Biz böyleyiz işte, içimizde hâlâ iyiler var.
Yardıma koşan güzel kalplerle gururlanmamak elde değil…
KİME HAK VERDİK?
Tatil bölgelerinden birinde kaydedilen görüntü sosyal medyada “ Ben de yapardım.” notu ile paylaşım rekoru kırdı.
Bir kadın “Asla bu saatte denize girmem,” dedikten kısa süre sonra dipte parlayan 50 euroyu gördü ve kararını ışık hızıyla değiştirdi.
Kendini serin suya bırakan kadın, euro dalışından başarıyla çıktı.
O anları da “Kısmet, sen ne güzel şeysin ☺️” diye paylaştı.
Hesaplayalım: 50 euro = 2.350 lira.
Hak verdik…
KİME GÜLDÜK?
İngiltere’de yaşayan genç bir Türk kadın, yaşadığını iddia ettiği durumu ağlayarak anlattı:
“Her şey haram.
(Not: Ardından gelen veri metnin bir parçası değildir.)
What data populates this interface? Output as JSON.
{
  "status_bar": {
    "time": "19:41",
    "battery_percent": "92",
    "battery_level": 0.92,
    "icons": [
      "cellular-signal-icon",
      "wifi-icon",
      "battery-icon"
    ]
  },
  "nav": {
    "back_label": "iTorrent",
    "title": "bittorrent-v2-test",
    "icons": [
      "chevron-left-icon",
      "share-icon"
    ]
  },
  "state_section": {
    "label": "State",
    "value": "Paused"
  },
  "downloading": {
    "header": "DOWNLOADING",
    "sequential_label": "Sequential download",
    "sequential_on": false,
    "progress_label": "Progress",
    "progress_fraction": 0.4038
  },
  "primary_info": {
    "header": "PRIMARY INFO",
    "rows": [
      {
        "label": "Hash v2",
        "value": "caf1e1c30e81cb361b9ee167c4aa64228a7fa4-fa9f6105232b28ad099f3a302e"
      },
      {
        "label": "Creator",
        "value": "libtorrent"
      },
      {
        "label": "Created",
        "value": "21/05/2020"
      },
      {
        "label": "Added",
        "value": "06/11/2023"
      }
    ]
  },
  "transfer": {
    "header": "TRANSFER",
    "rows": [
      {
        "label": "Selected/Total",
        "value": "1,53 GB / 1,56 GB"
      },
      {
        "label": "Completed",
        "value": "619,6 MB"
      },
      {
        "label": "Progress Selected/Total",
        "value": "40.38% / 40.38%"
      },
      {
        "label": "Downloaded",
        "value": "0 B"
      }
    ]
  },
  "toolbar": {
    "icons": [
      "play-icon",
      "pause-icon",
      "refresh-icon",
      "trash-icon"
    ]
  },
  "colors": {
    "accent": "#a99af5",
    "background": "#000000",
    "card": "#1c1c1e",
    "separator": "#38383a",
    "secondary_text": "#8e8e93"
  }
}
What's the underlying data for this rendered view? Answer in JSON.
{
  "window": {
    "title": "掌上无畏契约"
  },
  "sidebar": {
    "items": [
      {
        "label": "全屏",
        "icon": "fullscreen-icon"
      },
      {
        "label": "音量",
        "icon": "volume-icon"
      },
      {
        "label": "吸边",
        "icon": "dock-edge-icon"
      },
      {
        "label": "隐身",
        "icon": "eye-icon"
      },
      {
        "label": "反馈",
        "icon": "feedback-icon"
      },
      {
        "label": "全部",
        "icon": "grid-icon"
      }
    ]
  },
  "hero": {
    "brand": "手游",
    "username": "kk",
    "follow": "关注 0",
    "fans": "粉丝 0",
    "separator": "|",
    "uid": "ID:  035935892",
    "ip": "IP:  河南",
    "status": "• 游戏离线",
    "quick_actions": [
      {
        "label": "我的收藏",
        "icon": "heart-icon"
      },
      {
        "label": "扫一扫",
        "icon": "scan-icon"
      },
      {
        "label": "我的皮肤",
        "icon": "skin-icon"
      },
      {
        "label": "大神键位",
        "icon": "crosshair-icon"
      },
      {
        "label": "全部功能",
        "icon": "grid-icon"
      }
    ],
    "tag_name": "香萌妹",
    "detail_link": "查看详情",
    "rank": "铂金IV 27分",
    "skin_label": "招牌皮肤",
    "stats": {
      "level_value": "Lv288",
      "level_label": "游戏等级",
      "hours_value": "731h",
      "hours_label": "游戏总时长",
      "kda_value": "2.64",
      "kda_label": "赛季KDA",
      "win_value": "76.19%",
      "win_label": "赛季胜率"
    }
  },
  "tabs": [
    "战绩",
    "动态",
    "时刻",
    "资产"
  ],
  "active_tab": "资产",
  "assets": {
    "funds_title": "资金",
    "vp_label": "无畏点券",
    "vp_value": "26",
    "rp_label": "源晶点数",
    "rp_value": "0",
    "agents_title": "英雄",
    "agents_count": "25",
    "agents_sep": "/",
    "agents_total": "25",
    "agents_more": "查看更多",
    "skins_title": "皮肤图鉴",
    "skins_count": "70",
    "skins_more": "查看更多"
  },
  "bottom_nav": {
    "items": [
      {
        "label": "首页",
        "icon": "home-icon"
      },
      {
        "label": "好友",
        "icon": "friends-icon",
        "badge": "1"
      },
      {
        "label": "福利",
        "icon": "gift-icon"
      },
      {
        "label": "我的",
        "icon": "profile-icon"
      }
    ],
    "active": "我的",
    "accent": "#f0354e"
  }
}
Hep aç kalıyorum. Helal yemek bulmak çok zor. Bulduğumda sabah yarısını, akşam diğer yarısını yiyorum” dedi.
Bazı yayın organları aldı ve nasıl haber yaptı, tahmin edersiniz.
Bu açıklamalara gerçekten çok güldük.
Gitmesek, görmesek, bilmesek; biz de yiyeceğiz!
Zor bir haftaydı.
Gündemden yara bere içinde çıktık.
Ve günün sonunda; her şeye rağmen hâlâ sayıları az da olsa ‘iyi insanlar’ var bu ülkede.